A scientific study released this week says hurricanes and tsunamis are alike when they hit land.
From completely different causes, both tsunamis and hurricanes produce enormous amounts of water moving onto land. In hurricanes like Katrina this high water can do more damage than wind or even broken levees. Scientists in America studied Katrina and the 2004 Indian Ocean tsunami.
Here's how tsunamis and hurricanes act alike, causing heavy damage onshore. Most structures are constructed to deal with gravity, rain, or even wind. Almost none have the necessary strength to withstand the force of water rising from underneath or the side. And that rising water often floats large debris into fixed objects. A photo exhibit from this research project has opened at Princeton University.

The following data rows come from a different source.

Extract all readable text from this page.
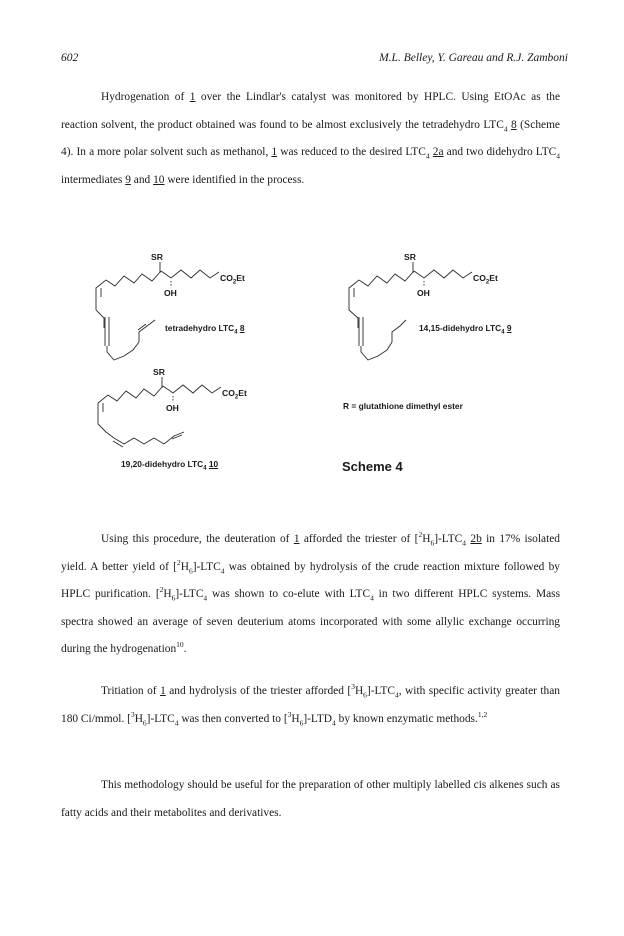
602	M.L. Belley, Y. Gareau and R.J. Zamboni
Hydrogenation of 1 over the Lindlar's catalyst was monitored by HPLC. Using EtOAc as the reaction solvent, the product obtained was found to be almost exclusively the tetradehydro $LTC_4$ 8 (Scheme 4). In a more polar solvent such as methanol, 1 was reduced to the desired $LTC_4$ 2a and two didehydro $LTC_4$ intermediates 9 and 10 were identified in the process.
SR
OH
$CO_2Et$
tetradehydro $LTC_4$ 8
SR
OH
$CO_2Et$
14,15-didehydro $LTC_4$ 9
SR
OH
$CO_2Et$
19,20-didehydro $LTC_4$ 10
R = glutathione dimethyl ester
Scheme 4
Using this procedure, the deuteration of 1 afforded the triester of $[^2H_6]-LTC_4$ 2b in 17% isolated yield. A better yield of $[^2H_6]-LTC_4$ was obtained by hydrolysis of the crude reaction mixture followed by HPLC purification. $[^2H_6]-LTC_4$ was shown to co-elute with $LTC_4$ in two different HPLC systems. Mass spectra showed an average of seven deuterium atoms incorporated with some allylic exchange occurring during the hydrogenation$^{10}$.
Tritiation of 1 and hydrolysis of the triester afforded $[^3H_6]-LTC_4$, with specific activity greater than 180 Ci/mmol. $[^3H_6]-LTC_4$ was then converted to $[^3H_6]-LTD_4$ by known enzymatic methods.$^{1,2}$
This methodology should be useful for the preparation of other multiply labelled cis alkenes such as fatty acids and their metabolites and derivatives.
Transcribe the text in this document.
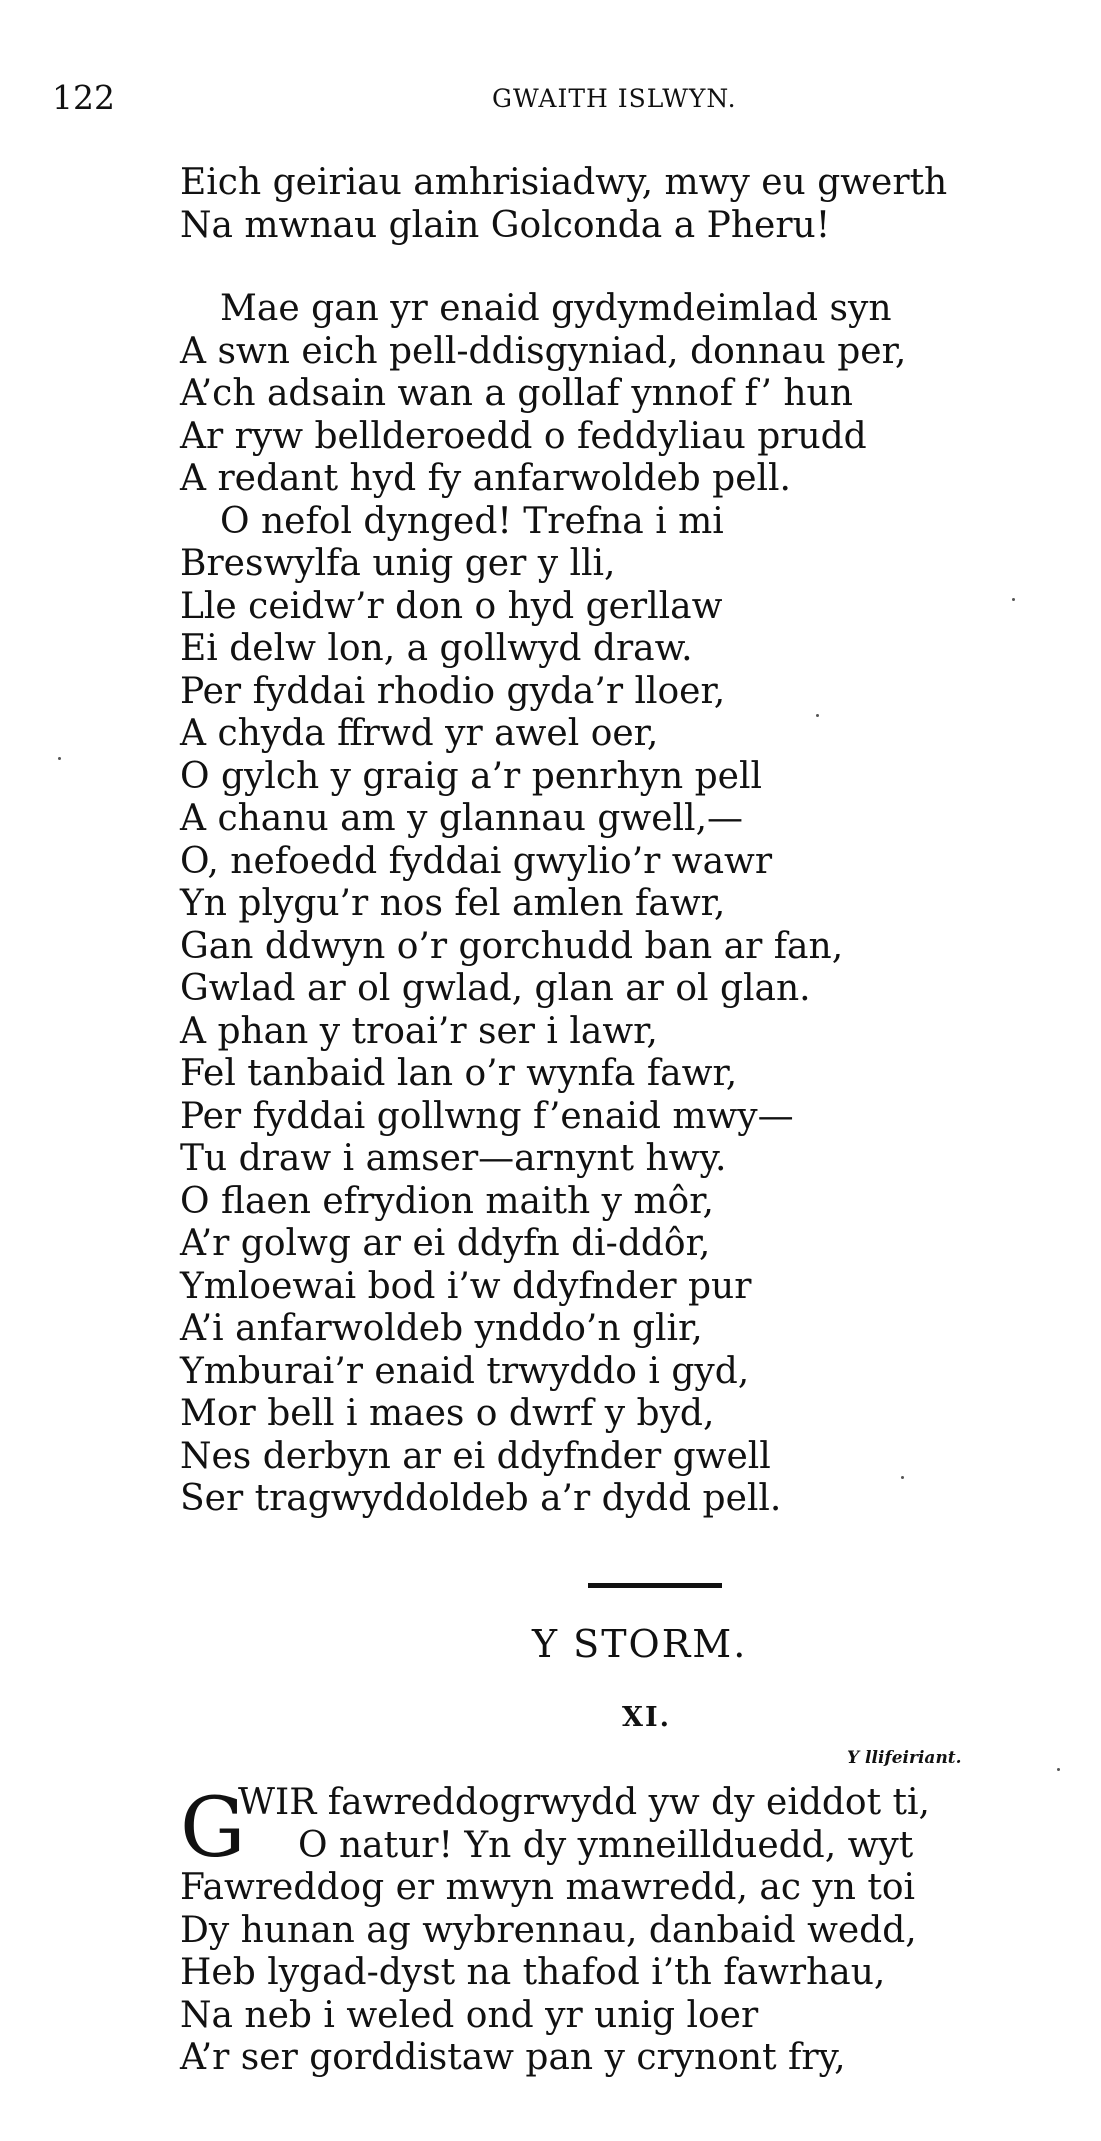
122	GWAITH ISLWYN.
Eich geiriau amhrisiadwy, mwy eu gwerth
Na mwnau glain Golconda a Pheru!
Mae gan yr enaid gydymdeimlad syn
A swn eich pell-ddisgyniad, donnau per,
A’ch adsain wan a gollaf ynnof f’ hun
Ar ryw bellderoedd o feddyliau prudd
A redant hyd fy anfarwoldeb pell.
O nefol dynged! Trefna i mi
Breswylfa unig ger y lli,
Lle ceidw’r don o hyd gerllaw
Ei delw lon, a gollwyd draw.
Per fyddai rhodio gyda’r lloer,
A chyda ffrwd yr awel oer,
O gylch y graig a’r penrhyn pell
A chanu am y glannau gwell,—
O, nefoedd fyddai gwylio’r wawr
Yn plygu’r nos fel amlen fawr,
Gan ddwyn o’r gorchudd ban ar fan,
Gwlad ar ol gwlad, glan ar ol glan.
A phan y troai’r ser i lawr,
Fel tanbaid lan o’r wynfa fawr,
Per fyddai gollwng f’enaid mwy—
Tu draw i amser—arnynt hwy.
O flaen efrydion maith y môr,
A’r golwg ar ei ddyfn di-ddôr,
Ymloewai bod i’w ddyfnder pur
A’i anfarwoldeb ynddo’n glir,
Ymburai’r enaid trwyddo i gyd,
Mor bell i maes o dwrf y byd,
Nes derbyn ar ei ddyfnder gwell
Ser tragwyddoldeb a’r dydd pell.
Y STORM.
XI.
Y llifeiriant.
G
WIR fawreddogrwydd yw dy eiddot ti,
O natur! Yn dy ymneillduedd, wyt
Fawreddog er mwyn mawredd, ac yn toi
Dy hunan ag wybrennau, danbaid wedd,
Heb lygad-dyst na thafod i’th fawrhau,
Na neb i weled ond yr unig loer
A’r ser gorddistaw pan y crynont fry,
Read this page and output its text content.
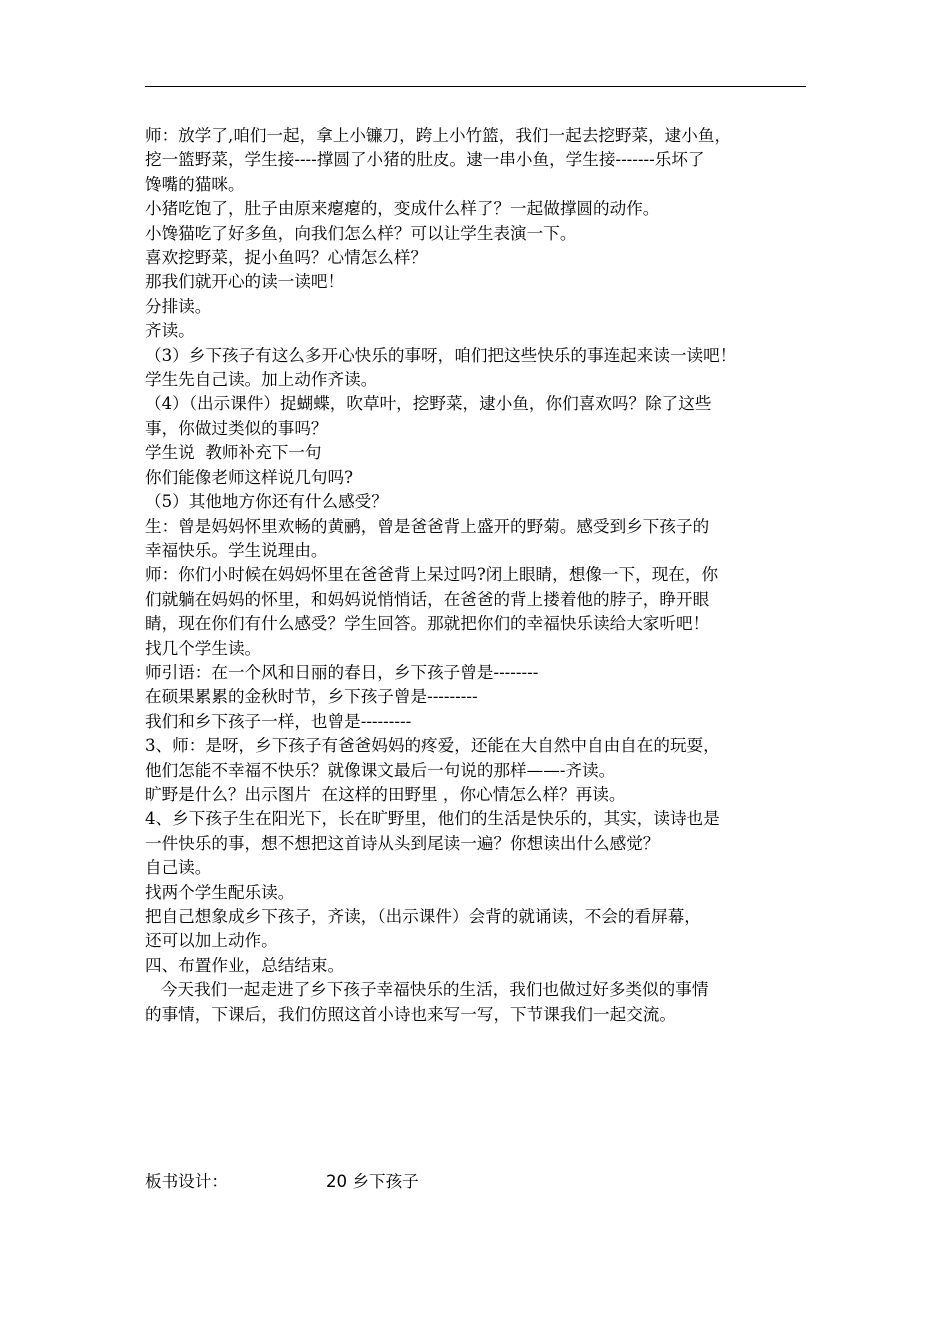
师：放学了,咱们一起，拿上小镰刀，跨上小竹篮，我们一起去挖野菜，逮小鱼，

挖一篮野菜，学生接----撑圆了小猪的肚皮。逮一串小鱼，学生接-------乐坏了

馋嘴的猫咪。

小猪吃饱了，肚子由原来瘪瘪的，变成什么样了？一起做撑圆的动作。

小馋猫吃了好多鱼，向我们怎么样？可以让学生表演一下。

喜欢挖野菜，捉小鱼吗？心情怎么样？

那我们就开心的读一读吧！

分排读。

齐读。

（3）乡下孩子有这么多开心快乐的事呀，咱们把这些快乐的事连起来读一读吧！

学生先自己读。加上动作齐读。

（4）（出示课件）捉蝴蝶，吹草叶，挖野菜，逮小鱼，你们喜欢吗？除了这些

事，你做过类似的事吗？

学生说  教师补充下一句

你们能像老师这样说几句吗?

（5）其他地方你还有什么感受？

生：曾是妈妈怀里欢畅的黄鹂，曾是爸爸背上盛开的野菊。感受到乡下孩子的

幸福快乐。学生说理由。

师：你们小时候在妈妈怀里在爸爸背上呆过吗?闭上眼睛，想像一下，现在，你

们就躺在妈妈的怀里，和妈妈说悄悄话，在爸爸的背上搂着他的脖子，睁开眼

睛，现在你们有什么感受？学生回答。那就把你们的幸福快乐读给大家听吧！

找几个学生读。

师引语：在一个风和日丽的春日，乡下孩子曾是--------

在硕果累累的金秋时节，乡下孩子曾是---------

我们和乡下孩子一样，也曾是---------

3、师：是呀，乡下孩子有爸爸妈妈的疼爱，还能在大自然中自由自在的玩耍，

他们怎能不幸福不快乐？就像课文最后一句说的那样——-齐读。

旷野是什么？出示图片  在这样的田野里 ，你心情怎么样？再读。

4、乡下孩子生在阳光下，长在旷野里，他们的生活是快乐的，其实，读诗也是

一件快乐的事，想不想把这首诗从头到尾读一遍？你想读出什么感觉？

自己读。

找两个学生配乐读。

把自己想象成乡下孩子，齐读，（出示课件）会背的就诵读，不会的看屏幕，

还可以加上动作。

四、布置作业，总结结束。

今天我们一起走进了乡下孩子幸福快乐的生活，我们也做过好多类似的事情

的事情，下课后，我们仿照这首小诗也来写一写，下节课我们一起交流。

板书设计：	20 乡下孩子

One picture shows a series of cement pillars mowed down by a floating eighteen-wheeler container slamming into them from the side.
As researcher Yin Lu Young of Princeton says, "Eighteen-wheeler containers, free-floating barges and boats can all become projectiles."
Young and the other researchers also found the high water has an unexpected similarity to some earthquakes. The flood water sits over often-sandy soil. Pressure forces water into the earth beneath. When the water finally does recede, sandy soils are especially prone to liquefaction, sometimes opening large potholes as the watery soil flows out with the receding water. This can undermine roads and foundations.
The purpose of the project was to help engineers and architects deal with all the possible stresses on buildings in low coastal areas. Young's hoping to see some differences as areas damaged by Katrina and tsunamis are inevitably rebuilt. "There is a certain stubbornness about not learning from past mistakes," she said. "People like to do what they did before because it's easier than fixing the root of the problem...engineers can learn from this and modify future design codes to minimize damage."
And we all know there'll be more hurricanes and other tsunamis.